And the pond stares back

The Accidental Billionaires: The Founding of Facebook: A Tale of Sex, Money, Genius and Betrayal

The concept of narcissism is ancient and abiding. What is new, ever-evolving and abetting the spread of narcissism is technology. The Internet has given everyone the possibility of being self-published. The next, natural outgrowth of that impulse is self-promotion, and no application has been more successful in that pursuit than the creation of Facebook.

Facebook, for those who have been living in a cave for the last five years, is a privately owned social-networking Web site with better bells and whistles than any of its competition. Users have personal profiles with photos to use as “bait” to attract new “friends” and send them messages, and can update their personal profiles to notify friends about themselves. Users can also be more selective and join networks organized by city, workplace, school and region.

The original concept was the 2004 invention of a handful of genius male geeks at Harvard University. The goal was simple: to get these socially challenged young guys laid by as many pretty women as possible.

Ben Mezrich’s new book, The Accidental Billionaires: The Founding of Facebook: A Tale of Sex, Money, Genius and Betrayal, tracks the rise and fall and sometime rise again of the young men who conceived of Facebook.

The title is nicely fulfilled by Mezrich’s account, which is almost a Greek myth unto itself. There is a villainous, über-self-involved computer mastermind credited with creating the program and code, Mark Zuckerberg, who is founder and CEO of Facebook. There is his former best friend/ business partner, Eduardo Saverin, who was cruelly screwed out of his share of the company by Zuckerberg once Facebook took off as a business. And there are a variety of Zuckerberg’s fanatical hangers-on and acolytes, who supplicated their way to fortune as the company started making milllions, then billions.

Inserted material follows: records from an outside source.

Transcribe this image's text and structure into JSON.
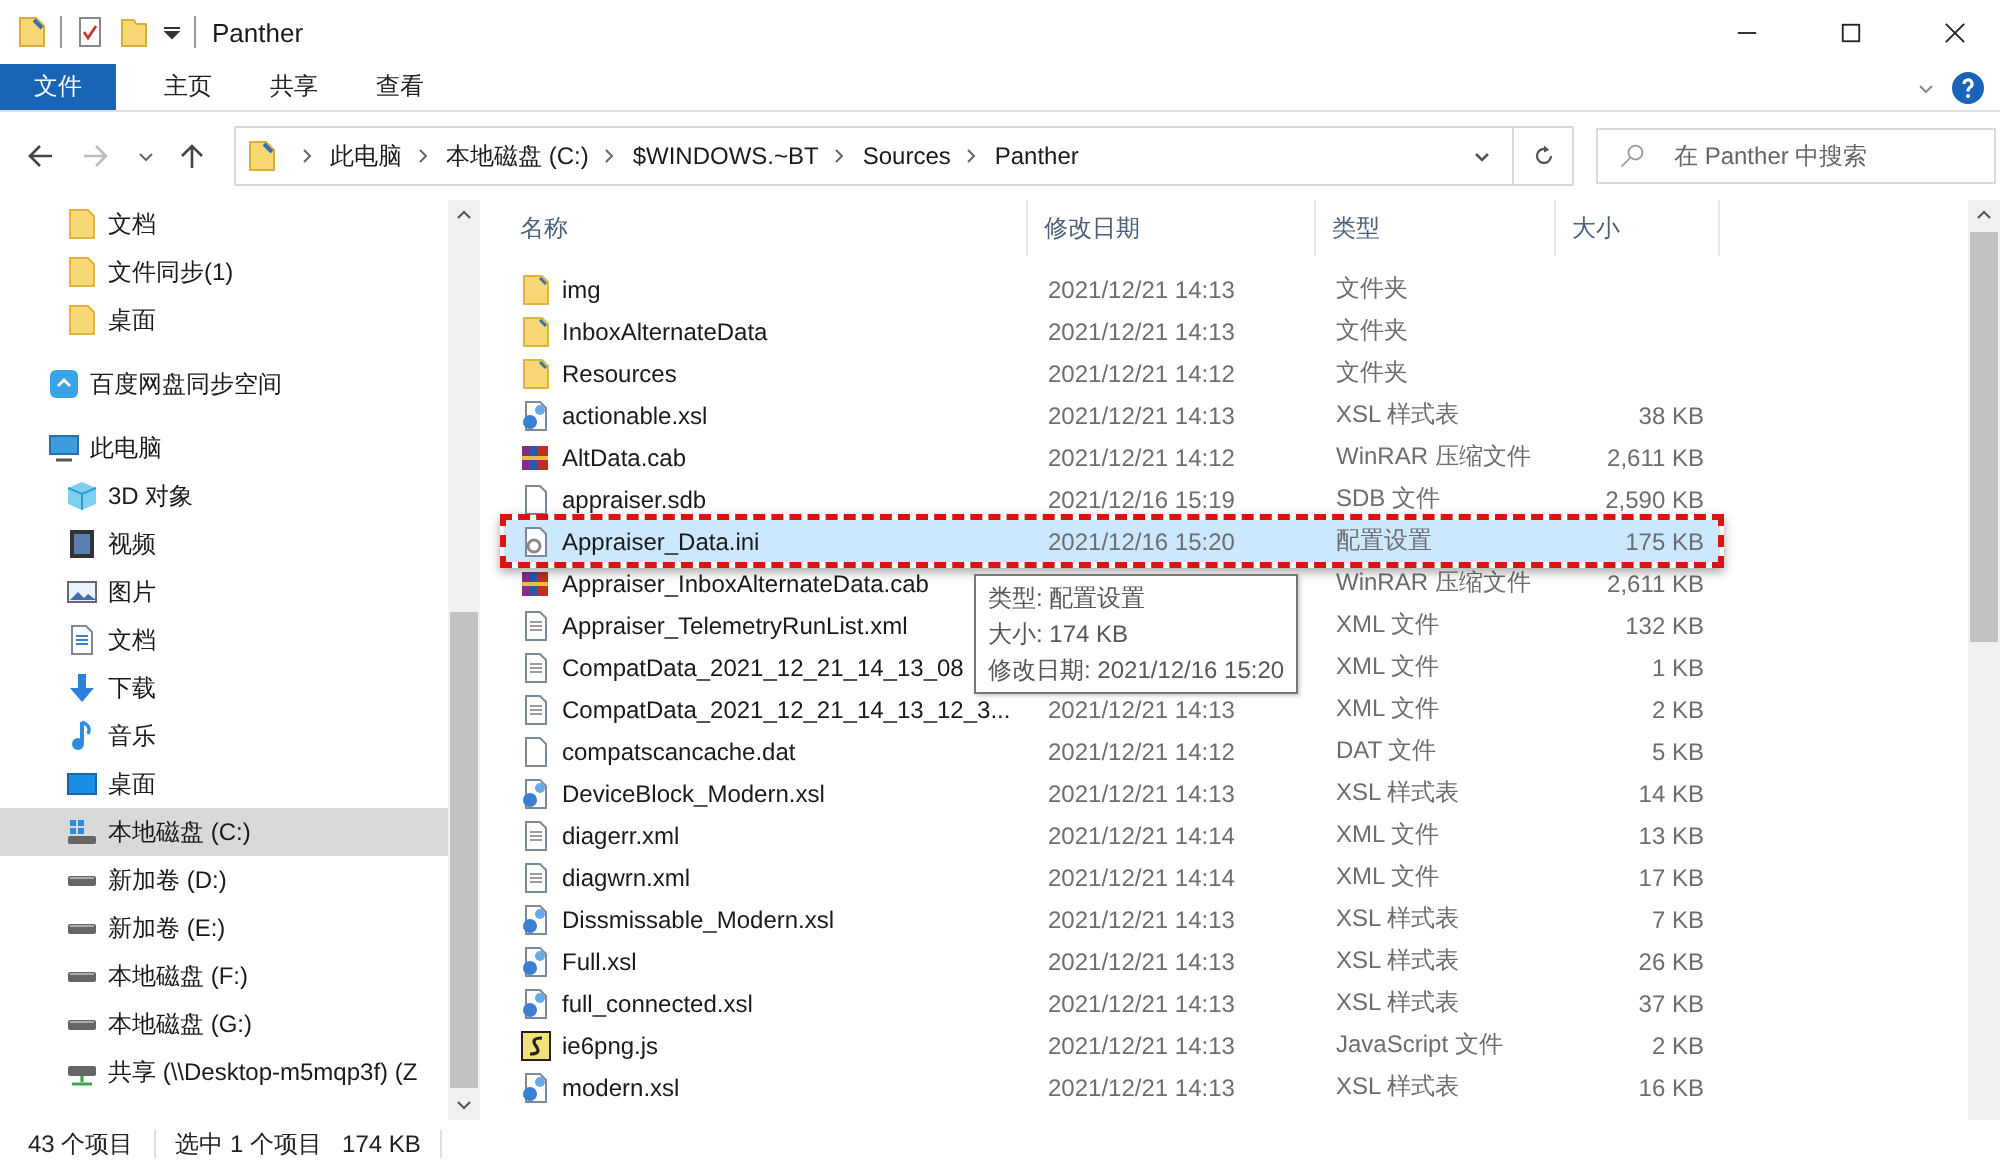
{
  "window": {
    "title": "Panther"
  },
  "ribbon": {
    "tabs": [
      {
        "label": "文件",
        "kind": "file"
      },
      {
        "label": "主页",
        "kind": "tab"
      },
      {
        "label": "共享",
        "kind": "tab"
      },
      {
        "label": "查看",
        "kind": "tab"
      }
    ]
  },
  "address": {
    "path": [
      "此电脑",
      "本地磁盘 (C:)",
      "$WINDOWS.~BT",
      "Sources",
      "Panther"
    ]
  },
  "search": {
    "placeholder": "在 Panther 中搜索"
  },
  "sidebar": {
    "continued_items": [
      {
        "label": "文档",
        "kind": "folder",
        "selected": false
      },
      {
        "label": "文件同步(1)",
        "kind": "folder",
        "selected": false
      },
      {
        "label": "桌面",
        "kind": "folder",
        "selected": false
      }
    ],
    "items": [
      {
        "label": "百度网盘同步空间",
        "kind": "cloud",
        "selected": false
      },
      {
        "label": "此电脑",
        "kind": "pc",
        "selected": false,
        "children": [
          {
            "label": "3D 对象",
            "kind": "cube",
            "selected": false
          },
          {
            "label": "视频",
            "kind": "video",
            "selected": false
          },
          {
            "label": "图片",
            "kind": "picture",
            "selected": false
          },
          {
            "label": "文档",
            "kind": "document",
            "selected": false
          },
          {
            "label": "下载",
            "kind": "download",
            "selected": false
          },
          {
            "label": "音乐",
            "kind": "music",
            "selected": false
          },
          {
            "label": "桌面",
            "kind": "desktop",
            "selected": false
          },
          {
            "label": "本地磁盘 (C:)",
            "kind": "system-drive",
            "selected": true
          },
          {
            "label": "新加卷 (D:)",
            "kind": "drive",
            "selected": false
          },
          {
            "label": "新加卷 (E:)",
            "kind": "drive",
            "selected": false
          },
          {
            "label": "本地磁盘 (F:)",
            "kind": "drive",
            "selected": false
          },
          {
            "label": "本地磁盘 (G:)",
            "kind": "drive",
            "selected": false
          },
          {
            "label": "共享 (\\\\Desktop-m5mqp3f) (Z",
            "kind": "network-drive",
            "selected": false
          }
        ]
      }
    ]
  },
  "table": {
    "columns": [
      "名称",
      "修改日期",
      "类型",
      "大小"
    ],
    "rows": [
      {
        "name": "img",
        "date": "2021/12/21 14:13",
        "type": "文件夹",
        "size": "",
        "kind": "folder",
        "selected": false,
        "highlighted": false
      },
      {
        "name": "InboxAlternateData",
        "date": "2021/12/21 14:13",
        "type": "文件夹",
        "size": "",
        "kind": "folder",
        "selected": false,
        "highlighted": false
      },
      {
        "name": "Resources",
        "date": "2021/12/21 14:12",
        "type": "文件夹",
        "size": "",
        "kind": "folder",
        "selected": false,
        "highlighted": false
      },
      {
        "name": "actionable.xsl",
        "date": "2021/12/21 14:13",
        "type": "XSL 样式表",
        "size": "38 KB",
        "kind": "xsl",
        "selected": false,
        "highlighted": false
      },
      {
        "name": "AltData.cab",
        "date": "2021/12/21 14:12",
        "type": "WinRAR 压缩文件",
        "size": "2,611 KB",
        "kind": "rar",
        "selected": false,
        "highlighted": false
      },
      {
        "name": "appraiser.sdb",
        "date": "2021/12/16 15:19",
        "type": "SDB 文件",
        "size": "2,590 KB",
        "kind": "file",
        "selected": false,
        "highlighted": false
      },
      {
        "name": "Appraiser_Data.ini",
        "date": "2021/12/16 15:20",
        "type": "配置设置",
        "size": "175 KB",
        "kind": "ini",
        "selected": true,
        "highlighted": true
      },
      {
        "name": "Appraiser_InboxAlternateData.cab",
        "type": "WinRAR 压缩文件",
        "size": "2,611 KB",
        "kind": "rar",
        "selected": false,
        "highlighted": false
      },
      {
        "name": "Appraiser_TelemetryRunList.xml",
        "type": "XML 文件",
        "size": "132 KB",
        "kind": "xml",
        "selected": false,
        "highlighted": false
      },
      {
        "name": "CompatData_2021_12_21_14_13_08",
        "type": "XML 文件",
        "size": "1 KB",
        "kind": "xml",
        "selected": false,
        "highlighted": false
      },
      {
        "name": "CompatData_2021_12_21_14_13_12_3...",
        "date": "2021/12/21 14:13",
        "type": "XML 文件",
        "size": "2 KB",
        "kind": "xml",
        "selected": false,
        "highlighted": false
      },
      {
        "name": "compatscancache.dat",
        "date": "2021/12/21 14:12",
        "type": "DAT 文件",
        "size": "5 KB",
        "kind": "file",
        "selected": false,
        "highlighted": false
      },
      {
        "name": "DeviceBlock_Modern.xsl",
        "date": "2021/12/21 14:13",
        "type": "XSL 样式表",
        "size": "14 KB",
        "kind": "xsl",
        "selected": false,
        "highlighted": false
      },
      {
        "name": "diagerr.xml",
        "date": "2021/12/21 14:14",
        "type": "XML 文件",
        "size": "13 KB",
        "kind": "xml",
        "selected": false,
        "highlighted": false
      },
      {
        "name": "diagwrn.xml",
        "date": "2021/12/21 14:14",
        "type": "XML 文件",
        "size": "17 KB",
        "kind": "xml",
        "selected": false,
        "highlighted": false
      },
      {
        "name": "Dissmissable_Modern.xsl",
        "date": "2021/12/21 14:13",
        "type": "XSL 样式表",
        "size": "7 KB",
        "kind": "xsl",
        "selected": false,
        "highlighted": false
      },
      {
        "name": "Full.xsl",
        "date": "2021/12/21 14:13",
        "type": "XSL 样式表",
        "size": "26 KB",
        "kind": "xsl",
        "selected": false,
        "highlighted": false
      },
      {
        "name": "full_connected.xsl",
        "date": "2021/12/21 14:13",
        "type": "XSL 样式表",
        "size": "37 KB",
        "kind": "xsl",
        "selected": false,
        "highlighted": false
      },
      {
        "name": "ie6png.js",
        "date": "2021/12/21 14:13",
        "type": "JavaScript 文件",
        "size": "2 KB",
        "kind": "js",
        "selected": false,
        "highlighted": false
      },
      {
        "name": "modern.xsl",
        "date": "2021/12/21 14:13",
        "type": "XSL 样式表",
        "size": "16 KB",
        "kind": "xsl",
        "selected": false,
        "highlighted": false
      }
    ]
  },
  "tooltip": {
    "lines": [
      "类型: 配置设置",
      "大小: 174 KB",
      "修改日期: 2021/12/16 15:20"
    ]
  },
  "status_bar": {
    "count": "43 个项目",
    "selection": "选中 1 个项目",
    "size": "174 KB"
  }
}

Saverin is the main source; as the wronged man, his version obviously has to be taken with a few grains of salt. Unfortunately, Zuckerberg declined to be interviewed for the book. But the author also interviewed dozens of witnesses and used hundreds of sources and thousands of documents, including court records, which allowed him to believably recreate the events that produced, as the book’s title promises, a swashbuckling “tale of sex, money, genius and betrayal.”

As it turns out, the tagline for the book, “They just wanted to meet some girls,” is exactly right.

At Harvard, Zuckerberg and Saverin did not have the money or savoir-faire to gain access to the hottest girls on campus. Zuckerberg, a pure computer geek, had almost no social cache at all. But he figured out a way to turn his computer skills into a portal to a world of babes and money. The more socialized Saverin teamed with Zuckerberg to create Facemash, which was initially a tool to get photos of attractive Harvard female undergrads online and have users “rate” the girls on their level of attractiveness. That controversial idea crashed and burned for obvious reasons. Zuckerberg was roundly criticized, but curiously, that censuring brought him a level of attention he’d never had before.

The rest of the story is both predictable and riveting: Zuckerberg, spurred on by his newfound “fame,” starts fanatically writing the code for a more politically correct version of Facemash. Fueled by Saverin’s seed money, Facebook spreads like a virus. Zuckerberg drops out of Harvard, moves to Silicon Valley, dumps his old life and Saverin on the way, attracts investors like Microsoft and recreates himself as a techno god.

In the end, we’re left with the image of billionaire Zuckerberg alone with his computer, staring at his face and his beloved creation on his screen, like Narcissus at his pond.